Abstract

Hybrid CTC/attention end-to-end speech recognition combines two powerful concepts. Given a speech feature sequence, the attention mechanism directly outputs a sequence of letters. Connectionist Temporal Classification (CTC) helps to bind the attention mechanism to sequential alignments. This hybrid architecture also gives more degrees of freedom in choosing parameter configurations. We applied Gaussian process optimization to estimate the impact of network parameters and language model weight in decoding towards Character Error Rate (CER), as well as attention accuracy. In total, we trained 70 hybrid CTC/attention networks and performed 590 beam search runs with an RNNLM as language model on the TEDlium v2 test set. To our surprise, the results challenge the assumption that CTC primarily regularizes the attention mechanism. We argue in an evidence-based manner that CTC instead regularizes the impact of language model feedback in a one-pass beam search, as letter hypotheses are fed back into the attention mechanism.
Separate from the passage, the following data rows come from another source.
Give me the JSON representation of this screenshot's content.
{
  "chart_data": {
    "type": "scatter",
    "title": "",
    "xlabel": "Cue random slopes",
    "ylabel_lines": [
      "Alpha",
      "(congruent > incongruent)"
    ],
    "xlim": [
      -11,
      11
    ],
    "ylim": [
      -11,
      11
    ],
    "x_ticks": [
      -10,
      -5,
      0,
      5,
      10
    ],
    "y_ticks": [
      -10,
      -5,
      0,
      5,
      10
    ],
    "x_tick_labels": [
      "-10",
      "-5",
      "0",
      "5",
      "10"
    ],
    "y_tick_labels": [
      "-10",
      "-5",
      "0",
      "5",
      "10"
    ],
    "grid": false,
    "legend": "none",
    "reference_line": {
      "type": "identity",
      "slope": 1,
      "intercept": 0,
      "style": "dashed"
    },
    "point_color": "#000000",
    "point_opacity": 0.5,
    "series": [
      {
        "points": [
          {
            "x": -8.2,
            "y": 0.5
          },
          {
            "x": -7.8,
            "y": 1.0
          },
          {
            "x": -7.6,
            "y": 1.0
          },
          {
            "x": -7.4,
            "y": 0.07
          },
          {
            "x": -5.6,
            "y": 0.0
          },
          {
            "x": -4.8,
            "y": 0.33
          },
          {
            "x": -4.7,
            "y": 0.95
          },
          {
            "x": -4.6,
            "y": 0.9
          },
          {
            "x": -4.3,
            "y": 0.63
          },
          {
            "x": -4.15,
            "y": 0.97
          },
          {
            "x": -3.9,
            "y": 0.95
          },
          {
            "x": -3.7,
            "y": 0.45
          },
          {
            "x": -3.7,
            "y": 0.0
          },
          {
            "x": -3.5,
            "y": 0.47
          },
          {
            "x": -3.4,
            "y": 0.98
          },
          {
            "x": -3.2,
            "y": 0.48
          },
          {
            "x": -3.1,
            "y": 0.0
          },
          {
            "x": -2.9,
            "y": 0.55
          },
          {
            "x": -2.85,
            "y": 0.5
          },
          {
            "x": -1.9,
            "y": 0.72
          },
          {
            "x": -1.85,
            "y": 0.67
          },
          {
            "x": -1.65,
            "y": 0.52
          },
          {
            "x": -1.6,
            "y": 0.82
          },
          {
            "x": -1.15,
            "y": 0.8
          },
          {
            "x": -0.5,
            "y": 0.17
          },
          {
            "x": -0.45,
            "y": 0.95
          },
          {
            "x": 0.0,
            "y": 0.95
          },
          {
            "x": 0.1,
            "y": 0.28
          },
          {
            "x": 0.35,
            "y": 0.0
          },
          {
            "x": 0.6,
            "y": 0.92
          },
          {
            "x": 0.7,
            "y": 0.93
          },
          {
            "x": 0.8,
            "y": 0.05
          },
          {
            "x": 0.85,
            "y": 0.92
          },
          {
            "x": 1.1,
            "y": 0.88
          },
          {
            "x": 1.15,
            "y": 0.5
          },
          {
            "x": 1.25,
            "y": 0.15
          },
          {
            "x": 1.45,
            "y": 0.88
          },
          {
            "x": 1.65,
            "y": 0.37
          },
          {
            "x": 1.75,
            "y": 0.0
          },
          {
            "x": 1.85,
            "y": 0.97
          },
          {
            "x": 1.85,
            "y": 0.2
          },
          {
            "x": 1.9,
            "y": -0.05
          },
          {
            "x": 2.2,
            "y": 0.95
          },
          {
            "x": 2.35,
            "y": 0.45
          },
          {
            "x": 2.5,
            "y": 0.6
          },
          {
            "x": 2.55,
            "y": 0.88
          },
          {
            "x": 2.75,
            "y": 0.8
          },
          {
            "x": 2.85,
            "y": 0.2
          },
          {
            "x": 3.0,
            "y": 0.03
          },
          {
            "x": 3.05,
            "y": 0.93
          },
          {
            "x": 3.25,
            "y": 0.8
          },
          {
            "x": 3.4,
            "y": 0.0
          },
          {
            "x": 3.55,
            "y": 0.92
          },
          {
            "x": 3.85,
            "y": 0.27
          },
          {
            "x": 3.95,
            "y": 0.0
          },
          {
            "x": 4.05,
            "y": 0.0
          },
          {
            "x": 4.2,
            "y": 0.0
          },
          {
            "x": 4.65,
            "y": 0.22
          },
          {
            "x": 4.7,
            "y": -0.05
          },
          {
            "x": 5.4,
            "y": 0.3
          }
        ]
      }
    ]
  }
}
Attention-only models without RNNLM already achieved \(10.9\%\) CER, or \(22.4\%\) Word Error Rate (WER), on the TEDlium v2 test set. Combined decoding of same attention-only networks with RNNLM strongly underperformed, with at best \(40.2\%\) CER, or, \(49.3\%\) WER. A combined hybrid CTC/attention model with RNNLM performed best, with \(8.9\%\) CER, or \(17.6\%\) WER.